To illustrate how confrontational they were to the thought of Feinstein resigning:
People close to her joke privately that perhaps when Ms. Feinstein is dead, she will start to consider resigning. Over the years, she and many Democrats have bristled at the calls for her to relinquish her post, noting that such questions were rarely raised about aging male senators who remained in office through physical and cognitive struggles, even after they were plainly unable to function on their own.
Note: Biden also had numerous peculiar incidents where he got mad at someone who challenged him.
Eventually, however, Feinstein succumbed to her illness last September, and suddenly died of “natural causes” the day after she’d given a critical vote and two and a half months after she’d given her power of attorney to her daughter (after which California Governor Newsom immediately appointed a replacement for her).
I believe something very similar happened to Biden, as now reports are gradually emerging that he too had increasing cognitive decline his staff tried to cover up (to the point when he showed clear memory lapses on national television, his staff and the mainstream media aggressively denied it until it became to blatant to hide). In parallel, like Feinstein, Biden refused to resign or let go of the power he had, even, as we saw in the post debate period when everyone in his party was pressuring him to pass on the nomination.
Note: During the last two years, I also heard reports from a physician inside the White House that Biden had significant dementia but I never published them here as I could not authenticate them.
Since posting that article, others have also come forward in support of this hypothesis. Here for example, Peter McCullough shares his opinion that Biden’s brain has a vaccine injury consistent with what he’s seen in many other vaccine injured patients:
Most importantly, the rapid cognitive decline we saw with Biden was very similar to what many of us (e.g., my social circle or commenters here) have observed in cognitively impaired elders (e.g., our parents) who received the COVID vaccine. For example, as I documented here, many of my friends have relatives who suddenly developed “Alzheimer’s” after the vaccine and then passed. Likewise, my colleagues and I find that cognitive impairment (e.g., brain fog) is the most common COVID vaccine injury symptom. Because of this, in the previous article, I focused on explaining how the COVID vaccines cause cognitive impairment and the continually increasing evidence that this is happening on a large scale such as:
•The Dutch detected a 18-40% increase (averaging out to 24%) in the number of adults seeing their primary doctor for memory and concentration problems following the vaccination rollout.

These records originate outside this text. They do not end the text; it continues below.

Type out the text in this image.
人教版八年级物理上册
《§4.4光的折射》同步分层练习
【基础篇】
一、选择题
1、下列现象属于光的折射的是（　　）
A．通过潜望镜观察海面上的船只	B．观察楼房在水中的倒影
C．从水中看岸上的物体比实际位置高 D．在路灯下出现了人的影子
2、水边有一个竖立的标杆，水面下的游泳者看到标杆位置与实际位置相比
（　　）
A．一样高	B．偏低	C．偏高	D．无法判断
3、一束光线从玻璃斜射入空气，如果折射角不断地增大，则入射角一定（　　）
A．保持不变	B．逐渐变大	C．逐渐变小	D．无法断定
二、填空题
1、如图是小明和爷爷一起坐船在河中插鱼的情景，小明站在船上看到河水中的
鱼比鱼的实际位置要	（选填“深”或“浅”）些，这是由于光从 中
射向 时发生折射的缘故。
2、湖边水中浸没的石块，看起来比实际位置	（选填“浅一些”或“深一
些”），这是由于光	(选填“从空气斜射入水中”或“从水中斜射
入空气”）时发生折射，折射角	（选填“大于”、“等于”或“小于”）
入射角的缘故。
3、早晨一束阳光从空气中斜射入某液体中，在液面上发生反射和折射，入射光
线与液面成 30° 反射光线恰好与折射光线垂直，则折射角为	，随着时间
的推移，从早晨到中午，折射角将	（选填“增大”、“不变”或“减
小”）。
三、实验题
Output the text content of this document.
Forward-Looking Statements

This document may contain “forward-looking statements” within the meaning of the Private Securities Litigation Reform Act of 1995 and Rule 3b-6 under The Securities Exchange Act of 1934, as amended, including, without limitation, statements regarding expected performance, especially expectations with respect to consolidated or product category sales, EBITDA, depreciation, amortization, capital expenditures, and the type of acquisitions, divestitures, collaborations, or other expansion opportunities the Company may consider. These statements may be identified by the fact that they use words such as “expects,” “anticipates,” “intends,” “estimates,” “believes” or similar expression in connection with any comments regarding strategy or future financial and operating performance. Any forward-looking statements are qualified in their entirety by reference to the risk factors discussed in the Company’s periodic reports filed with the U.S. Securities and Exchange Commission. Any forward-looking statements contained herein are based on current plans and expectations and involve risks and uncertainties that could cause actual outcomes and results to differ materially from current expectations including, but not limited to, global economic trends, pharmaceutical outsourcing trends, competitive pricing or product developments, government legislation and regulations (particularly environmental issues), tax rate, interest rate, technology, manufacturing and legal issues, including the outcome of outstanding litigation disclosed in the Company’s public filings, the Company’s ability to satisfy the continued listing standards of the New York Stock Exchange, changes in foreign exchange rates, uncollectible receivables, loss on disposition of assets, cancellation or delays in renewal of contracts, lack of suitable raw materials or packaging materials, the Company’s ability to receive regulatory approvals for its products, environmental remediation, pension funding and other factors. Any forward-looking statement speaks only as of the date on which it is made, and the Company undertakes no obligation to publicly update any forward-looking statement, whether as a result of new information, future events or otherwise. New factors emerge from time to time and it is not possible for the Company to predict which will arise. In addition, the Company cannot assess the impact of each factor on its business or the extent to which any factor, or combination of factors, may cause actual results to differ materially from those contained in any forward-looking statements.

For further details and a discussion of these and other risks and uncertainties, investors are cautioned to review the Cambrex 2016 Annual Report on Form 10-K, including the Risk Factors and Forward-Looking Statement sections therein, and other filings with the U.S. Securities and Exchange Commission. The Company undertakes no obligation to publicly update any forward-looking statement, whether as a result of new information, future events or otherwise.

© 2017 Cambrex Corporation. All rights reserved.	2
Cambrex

•A significant increase in disability has been seen throughout the Western world since the COVID vaccines came out, some of which is cognitive in nature.
•The rate of motor vehicle accidents increasing after the vaccination campaign.
•VAERS had a massive spike in cognitive disorders being reported after vaccination which was seen after the COVID vaccines hit the market.
•An Israeli survey found that 4.5% of those who received a booster developed anxiety or depression, and 26.4% who already had either then experienced an exacerbation of their condition.
•A study of 2,027,353 Koreans published three weeks ago in Nature found that vaccination resulted in a 68% increase in depression, a 44% increase in anxiety, dissociative, stress-related, and somatoform disorders.
•A more recent study of 558,017 Koreans over 65 found vaccination increased the risk of cognitive impairment by 138% and the risk of Alzheimer’s by 23%, and that this risk increased with time.
The key point with these datasets is that those increases are massive, to the point they cannot be explained by chance.